Point Bonney was named after the Crown Commissioner of Lands Charles Bonney. Rawnsley's Bluff is named after the surveyor H.C. Rawnsley. The peak directly to the south of Wilpena Gap was known informally through much of the later 20th century as Mount John, reportedly because bus drivers became so tired of tourists asking its name they dubbed it as such. However, it had been marked on a private survey in 1851 as Mount Ohlssen-Bagge after a business partner of the surveyor. In recent years the latter name has regained pre-eminence. The Adelaide Bushwalkers produced a detailed map of the Pound in 1959 in which they gave generic aboriginal names to many of the eastern peaks: Attunga Bluff ("high place"), Tanderra Saddle ("resting place"), Timburru Peak ("steep"), and Wangara Hill (a popular lookout to the north of Wilpena Gap) date from this map.

The peaks on the western range were named as part of a detailed survey for the Hundred of Moralana in 1895. The surveyor William Greig Evans named them all after his family and associates: Dorothy's Peak, Beatrice Hill, Madge's Hill, Harold's Hill are after his children, Reggie's Nob his brother, Greig's Peak himself, and Dick's Nob, Walter's Hill and Fred's Nob are after members of his surveying party. Bimbornina Hill has recently gained some usage as a name for Dick's Nob, which overlooks Bridle Gap. The 1851 name for Dorothy's Peak was Mount Boord, after the pioneer of Oraparinna station but this name has not regained any usage.

==Climate==
Wilpena Pound has a semi-arid climate. The record rainfall in a single day is 173 mm. Summers are hot. Between December and February, daytime temperatures average between 31.8(89.24 °F) and 33.8 °C(92.84 °F) with night minimums averaging between 16 °C(60.8 °F) and 18 °C(64.4 °F). Winters are cool to cold.
Between June and August, daytime temperatures average between 15.9 °C(60.62 °F) and 17.7 °C(63.86 °F) with night minimums averaging between 3.7 °C(38.6 °F) and 4.6 °C(40.3 °F).

==Tourism==
Wilpena Pound is one of the most visited sites in the Flinders Ranges. Wilpena Pound Resort is just outside Wilpena Pound and Rawnsley Park Station is on the western side. Scenic flights are available from unsealed airstrips at Wilpena Pound resort and Rawnsley Park 30 km north east of Hawker. Rock climbing is an attraction, with the Moonarie, a quartzite cliff of about 120m located on the upper rim, being a hotspot for rock climbers.

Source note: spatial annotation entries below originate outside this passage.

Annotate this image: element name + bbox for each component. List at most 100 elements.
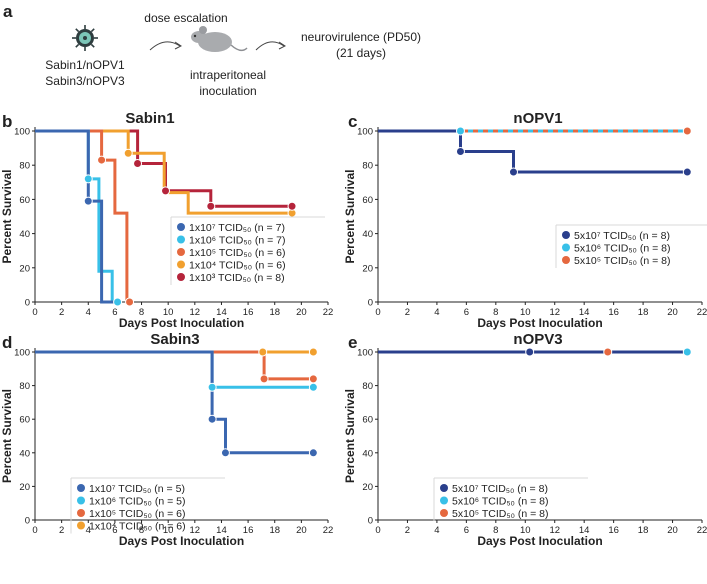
legend-marker (77, 521, 85, 530)
x-tick-label: 18 (269, 307, 280, 318)
x-tick-label: 4 (434, 525, 439, 536)
panel-label-a: a (3, 2, 13, 21)
data-point-e-2-0 (603, 347, 613, 357)
y-tick-label: 100 (14, 348, 30, 359)
x-tick-label: 20 (667, 307, 678, 318)
x-tick-label: 0 (32, 525, 37, 536)
legend-marker (177, 273, 185, 281)
chart-e: e nOPV3 0 20 40 60 80 100 0 2 4 6 8 10 12 14 16 18 20 22 Day… (343, 331, 707, 548)
x-tick-label: 14 (579, 525, 590, 536)
x-tick-label: 4 (86, 307, 91, 318)
data-point-c-0-2 (682, 167, 692, 177)
data-point-b-3-0 (123, 148, 133, 158)
legend-entry: 5x10⁶ TCID₅₀ (n = 8) (574, 242, 670, 254)
y-tick-label: 100 (357, 348, 373, 359)
arrow-2-icon (255, 41, 285, 51)
strain-label-2: Sabin3/nOPV3 (45, 74, 125, 88)
legend-d: 1x10⁷ TCID₅₀ (n = 5)1x10⁶ TCID₅₀ (n = 5)… (70, 477, 225, 534)
legend-marker (440, 484, 448, 492)
x-axis-label: Days Post Inoculation (119, 316, 244, 330)
data-point-d-2-1 (308, 374, 318, 384)
x-tick-label: 6 (112, 525, 117, 536)
x-tick-label: 16 (243, 525, 254, 536)
data-point-b-1-1 (113, 297, 123, 307)
x-tick-label: 6 (112, 307, 117, 318)
data-point-e-0-0 (525, 347, 535, 357)
legend-entry: 1x10⁷ TCID₅₀ (n = 7) (189, 222, 285, 234)
legend-marker (177, 260, 185, 269)
chart-title-c: nOPV1 (513, 110, 562, 127)
data-point-d-0-1 (220, 448, 230, 458)
series-line-d-2 (35, 350, 314, 381)
legend-marker (177, 223, 185, 231)
x-tick-label: 14 (216, 525, 227, 536)
x-tick-label: 4 (434, 307, 439, 318)
outcome-label-2: (21 days) (336, 46, 386, 60)
x-tick-label: 10 (520, 307, 531, 318)
legend-entry: 1x10⁵ TCID₅₀ (n = 6) (89, 508, 186, 520)
legend-marker (562, 243, 570, 252)
x-tick-label: 10 (520, 525, 531, 536)
x-tick-label: 8 (139, 525, 144, 536)
legend-marker (77, 509, 85, 517)
series-line-b-1 (35, 129, 118, 304)
y-tick-label: 100 (14, 127, 30, 138)
strain-label-1: Sabin1/nOPV1 (45, 58, 125, 72)
x-tick-label: 2 (405, 307, 410, 318)
series-line-c-0 (378, 129, 688, 174)
legend-entry: 5x10⁵ TCID₅₀ (n = 8) (574, 255, 671, 267)
x-tick-label: 2 (405, 525, 410, 536)
panel-a: a Sabin1/nOPV1 Sabin3/nOPV3 dose escalat… (3, 2, 421, 98)
legend-entry: 1x10⁴ TCID₅₀ (n = 6) (189, 259, 286, 271)
dose-escalation-label: dose escalation (144, 11, 227, 25)
legend-entry: 1x10⁴ TCID₅₀ (n = 6) (89, 520, 186, 532)
series-line-b-3 (35, 129, 292, 215)
x-tick-label: 20 (296, 307, 307, 318)
x-tick-label: 12 (549, 307, 560, 318)
legend-marker (177, 235, 185, 244)
legend-entry: 1x10³ TCID₅₀ (n = 8) (189, 272, 285, 284)
data-point-b-1-0 (83, 174, 93, 184)
legend-entry: 5x10⁷ TCID₅₀ (n = 8) (452, 483, 548, 495)
chart-d: d Sabin3 0 20 40 60 80 100 0 2 4 6 8 10 12 14 16 18 20 22 Da… (0, 331, 333, 548)
y-tick-label: 60 (19, 415, 30, 426)
x-axis-label: Days Post Inoculation (119, 534, 244, 548)
x-tick-label: 20 (296, 525, 307, 536)
legend-entry: 1x10⁵ TCID₅₀ (n = 6) (189, 247, 286, 259)
y-tick-label: 40 (19, 448, 30, 459)
x-tick-label: 10 (163, 307, 174, 318)
x-tick-label: 22 (323, 307, 334, 318)
series-line-d-1 (35, 350, 314, 389)
legend-marker (77, 496, 85, 505)
y-tick-label: 0 (368, 516, 373, 527)
x-tick-label: 12 (190, 307, 201, 318)
legend-e: 5x10⁷ TCID₅₀ (n = 8)5x10⁶ TCID₅₀ (n = 8)… (433, 477, 588, 521)
y-tick-label: 80 (362, 161, 373, 172)
x-tick-label: 20 (667, 525, 678, 536)
mouse-icon (191, 26, 248, 52)
series-line-b-0 (35, 129, 115, 304)
legend-entry: 5x10⁵ TCID₅₀ (n = 8) (452, 508, 549, 520)
panel-label-e: e (348, 333, 357, 352)
route-label-1: intraperitoneal (190, 68, 266, 82)
legend-entry: 5x10⁷ TCID₅₀ (n = 8) (574, 230, 670, 242)
x-tick-label: 0 (375, 307, 380, 318)
y-tick-label: 60 (362, 195, 373, 206)
data-point-b-4-1 (161, 186, 171, 196)
panel-label-b: b (2, 112, 12, 131)
data-point-c-0-1 (508, 167, 518, 177)
y-tick-label: 20 (19, 482, 30, 493)
chart-title-e: nOPV3 (513, 331, 562, 348)
x-tick-label: 14 (579, 307, 590, 318)
data-point-d-1-0 (207, 382, 217, 392)
arrow-2-head-icon (278, 41, 286, 50)
y-tick-label: 60 (19, 195, 30, 206)
y-tick-label: 80 (19, 381, 30, 392)
y-axis-label: Percent Survival (0, 389, 14, 483)
chart-b: b Sabin1 0 20 40 60 80 100 0 2 4 6 8 10 12 14 16 18 20 22 Da… (0, 110, 333, 330)
legend-marker (177, 248, 185, 256)
legend-marker (440, 496, 448, 505)
chart-c: c nOPV1 0 20 40 60 80 100 0 2 4 6 8 10 12 14 16 18 20 22 Day… (343, 110, 707, 330)
legend-marker (440, 509, 448, 517)
x-tick-label: 12 (190, 525, 201, 536)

Arkaroo rock has aboriginal paintings depicting events in Flinders Ranges, such as the formation of Wilpena Pound.

Harold Cazneaux took his famous picture of a lonely tree surviving in the harsh semi-arid climate of Wilpena Pound.

===Bushwalking===
The Pound is popular for bushwalking. Short relatively easy walks of a few hours can be made not far off the main road. More difficult walks, taking the best part of a day, can be made up to St Mary Peak. In recent years, some Adnyamathanha people have asked that people stop short of the peak and indicated it is sacred. The traverse of the peaks from Reggie's Nob to Mount Abrupt is a difficult walk requiring several days. The peaks are very rugged and thick scrub and timber inside the pound can make navigation difficult.

In 1959, 12-year-old Nicholas George Bannon became separated and lost from a group of eight walking inside the Pound and, despite search efforts, died. His remains were not located until 18 months later. A pass on the upper slopes of St Mary Peak is named after him. His brother, John Bannon, later became the Premier of South Australia.